Fair enough, it sounds like you are looking for more of a sponsorship/patronage model than a product-based business. I understand, but I think it could be a more challenging model to make sustainable.

I'd also just say that selling a product doesn't have to be impersonal, and in fact you will get much better results if you do it in a more authentic and human way. It's not actually so different to a patronage model when you are small. Part of the reason many people who are early adopters like buying from small startups or solopreneurs is that it's much more relationship-based and the founder will listen to their needs and concerns.


providing incentive to WANT to give the project money

If you want money, ask for it at least.

Requiring it is better because it makes your work sustainable.

Require enough of it that you are not trying to figure out how to avoid work.

You are not obligated to save other people money.

And if you feel like giving back, take some of the money you get and use it for food for people who don't have enough to eat.

Good luck.


I understand I'm not under obligation to, but I do feel obliged to make software that people actually want to support, rather than just playing another bill for another means-to-an-end. And Ill definitely be transparent about my desire to make money, I just want to be non-scummy about it, and approach it in a way that is both effective and honest.


Getting paid for something you made is not scummy.

If you want to get paid, asking for payment is the most honest thing you can do.

If you expect to be paid, requiring payment is the most honest thing you can do. It also means you don’t deal with people who would never pay you.

Hoping is not a plan.


Youve raised some good points. I'll take them into consideration.

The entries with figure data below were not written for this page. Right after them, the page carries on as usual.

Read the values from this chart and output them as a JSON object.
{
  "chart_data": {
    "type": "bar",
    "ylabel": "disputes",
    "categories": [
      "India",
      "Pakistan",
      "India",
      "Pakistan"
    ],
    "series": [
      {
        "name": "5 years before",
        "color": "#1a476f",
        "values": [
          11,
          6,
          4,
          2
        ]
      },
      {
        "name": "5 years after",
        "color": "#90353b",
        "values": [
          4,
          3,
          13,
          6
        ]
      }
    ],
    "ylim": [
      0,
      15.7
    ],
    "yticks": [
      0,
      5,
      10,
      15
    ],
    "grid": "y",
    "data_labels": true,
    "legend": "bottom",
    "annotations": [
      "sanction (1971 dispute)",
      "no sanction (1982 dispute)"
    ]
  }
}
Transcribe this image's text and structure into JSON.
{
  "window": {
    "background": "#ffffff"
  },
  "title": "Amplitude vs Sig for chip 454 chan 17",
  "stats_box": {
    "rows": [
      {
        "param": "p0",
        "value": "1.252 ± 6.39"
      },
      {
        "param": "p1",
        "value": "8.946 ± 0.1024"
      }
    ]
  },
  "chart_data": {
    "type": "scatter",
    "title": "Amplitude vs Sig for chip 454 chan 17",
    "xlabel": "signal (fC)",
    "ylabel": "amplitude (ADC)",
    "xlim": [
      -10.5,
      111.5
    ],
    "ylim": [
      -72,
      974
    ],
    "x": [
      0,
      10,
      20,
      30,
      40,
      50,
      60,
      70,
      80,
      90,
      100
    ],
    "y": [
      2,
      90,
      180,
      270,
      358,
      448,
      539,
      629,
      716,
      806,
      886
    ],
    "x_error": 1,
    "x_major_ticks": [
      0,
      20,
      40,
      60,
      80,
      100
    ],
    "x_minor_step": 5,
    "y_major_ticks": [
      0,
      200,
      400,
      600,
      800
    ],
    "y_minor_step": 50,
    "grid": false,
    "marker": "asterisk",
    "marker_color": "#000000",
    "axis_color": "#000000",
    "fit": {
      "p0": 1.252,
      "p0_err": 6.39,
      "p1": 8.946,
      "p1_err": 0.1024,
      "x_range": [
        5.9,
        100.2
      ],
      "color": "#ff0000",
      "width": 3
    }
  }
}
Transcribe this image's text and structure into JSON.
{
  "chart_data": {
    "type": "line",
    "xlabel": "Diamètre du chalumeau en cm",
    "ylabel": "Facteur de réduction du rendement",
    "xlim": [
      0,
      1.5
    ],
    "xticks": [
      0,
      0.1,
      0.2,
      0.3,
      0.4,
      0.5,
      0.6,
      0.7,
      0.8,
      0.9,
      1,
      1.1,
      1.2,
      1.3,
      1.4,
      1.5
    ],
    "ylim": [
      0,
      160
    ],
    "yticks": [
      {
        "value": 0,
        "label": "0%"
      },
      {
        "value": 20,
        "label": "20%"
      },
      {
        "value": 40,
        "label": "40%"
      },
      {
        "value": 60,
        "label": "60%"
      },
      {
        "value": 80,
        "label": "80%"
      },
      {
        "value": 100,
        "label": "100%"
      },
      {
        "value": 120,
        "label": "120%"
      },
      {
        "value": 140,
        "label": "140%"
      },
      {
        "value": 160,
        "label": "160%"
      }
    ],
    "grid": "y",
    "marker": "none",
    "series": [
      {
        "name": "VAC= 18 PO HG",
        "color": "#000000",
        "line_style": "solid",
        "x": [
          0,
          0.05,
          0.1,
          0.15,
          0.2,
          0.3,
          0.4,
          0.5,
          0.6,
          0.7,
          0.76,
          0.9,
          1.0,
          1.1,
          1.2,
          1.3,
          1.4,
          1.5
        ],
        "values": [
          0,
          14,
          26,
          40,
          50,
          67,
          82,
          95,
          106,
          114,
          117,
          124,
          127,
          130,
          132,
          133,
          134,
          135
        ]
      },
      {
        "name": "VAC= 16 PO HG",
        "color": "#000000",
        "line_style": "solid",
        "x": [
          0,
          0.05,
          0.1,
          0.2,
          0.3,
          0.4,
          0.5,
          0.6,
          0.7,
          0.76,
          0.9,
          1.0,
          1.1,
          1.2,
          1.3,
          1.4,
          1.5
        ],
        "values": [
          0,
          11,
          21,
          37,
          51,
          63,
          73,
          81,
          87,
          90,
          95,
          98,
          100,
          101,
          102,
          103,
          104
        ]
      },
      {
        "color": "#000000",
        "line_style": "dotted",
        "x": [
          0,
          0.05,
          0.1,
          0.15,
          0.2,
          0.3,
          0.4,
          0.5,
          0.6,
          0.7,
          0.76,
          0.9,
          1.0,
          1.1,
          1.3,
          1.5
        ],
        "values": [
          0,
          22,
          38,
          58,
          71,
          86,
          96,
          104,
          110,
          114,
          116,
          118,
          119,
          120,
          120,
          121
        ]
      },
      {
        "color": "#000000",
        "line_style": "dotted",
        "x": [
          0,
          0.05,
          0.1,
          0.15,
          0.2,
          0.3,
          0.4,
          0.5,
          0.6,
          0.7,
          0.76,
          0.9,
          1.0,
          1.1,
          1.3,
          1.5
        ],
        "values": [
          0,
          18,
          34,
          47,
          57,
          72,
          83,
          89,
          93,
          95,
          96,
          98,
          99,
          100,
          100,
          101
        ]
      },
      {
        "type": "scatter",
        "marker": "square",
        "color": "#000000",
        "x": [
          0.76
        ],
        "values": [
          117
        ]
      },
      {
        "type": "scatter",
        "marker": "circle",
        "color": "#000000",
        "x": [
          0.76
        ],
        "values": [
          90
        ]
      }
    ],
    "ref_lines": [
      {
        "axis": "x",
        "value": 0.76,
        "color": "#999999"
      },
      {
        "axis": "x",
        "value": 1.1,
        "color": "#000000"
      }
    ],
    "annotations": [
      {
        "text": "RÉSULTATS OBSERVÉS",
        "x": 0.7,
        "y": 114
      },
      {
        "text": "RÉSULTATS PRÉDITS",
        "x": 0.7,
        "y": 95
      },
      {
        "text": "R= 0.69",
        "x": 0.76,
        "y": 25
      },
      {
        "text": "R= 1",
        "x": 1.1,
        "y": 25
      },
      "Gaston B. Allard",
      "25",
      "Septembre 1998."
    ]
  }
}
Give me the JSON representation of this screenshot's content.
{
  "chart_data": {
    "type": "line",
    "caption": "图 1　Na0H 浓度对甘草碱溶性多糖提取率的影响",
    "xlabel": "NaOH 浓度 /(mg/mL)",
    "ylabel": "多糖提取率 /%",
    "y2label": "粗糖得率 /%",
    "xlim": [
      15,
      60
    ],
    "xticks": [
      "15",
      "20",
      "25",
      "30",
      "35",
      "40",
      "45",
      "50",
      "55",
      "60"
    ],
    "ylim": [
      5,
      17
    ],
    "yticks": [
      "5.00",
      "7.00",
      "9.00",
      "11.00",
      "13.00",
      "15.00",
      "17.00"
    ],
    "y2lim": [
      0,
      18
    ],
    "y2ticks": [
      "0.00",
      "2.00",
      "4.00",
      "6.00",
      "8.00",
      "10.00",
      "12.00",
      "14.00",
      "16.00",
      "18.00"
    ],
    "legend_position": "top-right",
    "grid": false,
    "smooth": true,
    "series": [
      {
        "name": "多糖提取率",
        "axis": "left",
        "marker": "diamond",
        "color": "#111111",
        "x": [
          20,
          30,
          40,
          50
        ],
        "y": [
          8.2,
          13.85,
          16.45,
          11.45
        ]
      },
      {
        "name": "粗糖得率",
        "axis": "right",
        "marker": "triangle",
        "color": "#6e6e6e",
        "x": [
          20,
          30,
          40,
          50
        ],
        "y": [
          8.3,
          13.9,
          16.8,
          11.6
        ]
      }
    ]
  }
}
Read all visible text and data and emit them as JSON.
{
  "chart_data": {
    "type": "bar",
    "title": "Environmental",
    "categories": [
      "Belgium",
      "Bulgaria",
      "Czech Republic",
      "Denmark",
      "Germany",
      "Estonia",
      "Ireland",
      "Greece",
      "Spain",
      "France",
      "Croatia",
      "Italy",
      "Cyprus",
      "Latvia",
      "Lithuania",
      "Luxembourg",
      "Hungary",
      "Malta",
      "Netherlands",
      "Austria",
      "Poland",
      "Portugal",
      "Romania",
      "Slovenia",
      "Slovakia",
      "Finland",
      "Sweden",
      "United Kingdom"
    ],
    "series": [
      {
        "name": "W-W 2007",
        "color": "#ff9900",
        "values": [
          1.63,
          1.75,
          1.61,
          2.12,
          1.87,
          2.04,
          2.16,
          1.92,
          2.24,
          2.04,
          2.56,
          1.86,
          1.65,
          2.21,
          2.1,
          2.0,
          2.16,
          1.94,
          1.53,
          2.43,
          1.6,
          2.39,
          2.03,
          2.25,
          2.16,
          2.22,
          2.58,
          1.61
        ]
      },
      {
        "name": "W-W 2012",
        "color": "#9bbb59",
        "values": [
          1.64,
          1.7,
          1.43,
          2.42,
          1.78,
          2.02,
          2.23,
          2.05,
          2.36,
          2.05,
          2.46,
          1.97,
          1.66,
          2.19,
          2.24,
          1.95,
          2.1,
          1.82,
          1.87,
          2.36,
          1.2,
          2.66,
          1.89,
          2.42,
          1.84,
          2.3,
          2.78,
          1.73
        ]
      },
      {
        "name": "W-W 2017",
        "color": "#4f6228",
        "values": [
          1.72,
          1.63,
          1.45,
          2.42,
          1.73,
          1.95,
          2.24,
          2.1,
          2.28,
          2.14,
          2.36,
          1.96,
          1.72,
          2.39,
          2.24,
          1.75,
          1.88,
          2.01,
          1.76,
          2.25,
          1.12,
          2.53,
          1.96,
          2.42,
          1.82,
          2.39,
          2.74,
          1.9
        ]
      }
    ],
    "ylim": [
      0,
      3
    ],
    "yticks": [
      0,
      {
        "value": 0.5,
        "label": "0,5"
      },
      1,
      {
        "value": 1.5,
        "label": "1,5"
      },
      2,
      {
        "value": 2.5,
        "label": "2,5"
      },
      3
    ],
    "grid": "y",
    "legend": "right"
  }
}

Traditionally, the best ways to make clean (a.k.a. not slimy) money in open source have been (a) offer a hosted tier for people who don't want to selfhost (which only works for a server-style application) and (b) offer a paid support tier which guarantees a certain level of support; noncustomers take lower priority.

One method that I really like is paywalling software store versions of applications. You can still manually install from a GitHub page or something similar for free, but if you want to have auto updates and such via your software store, you can pay a small fee for that privilege. TaskbarX has used this method in the past, although I don't know if they still are using it.


I’ve purchased a couple apps through App Stores that were free or open source, in an effort to support the development. Eventually the devs decided to put the code behind their own store, and I feel like I got the rug pulled a little bit.

I had to buy it again to get the latest version. The main app I’m thinking of, FileBot, I was waiting on a native Apple Silicon version. The stand alone download had it, but the App Store did not. If I remember correctly, this was due to a dependency not being updated or universal, so they have 2 separate binaries on their site, and the App Store allows for the one universal binary. Eventually it seemed like the update would never come, so I bought it again. When I first bought it, there was no non-App Store option, so I specifically bought it to support them… I could have gotten it from their site for free if I remember correctly, and feel like I got the short end of the stick.


I don't have any info to back it up but I feel like this is a good approach, I've considered the same approach for quite a while: the source is free, if you want access to the apt repo, it costs money.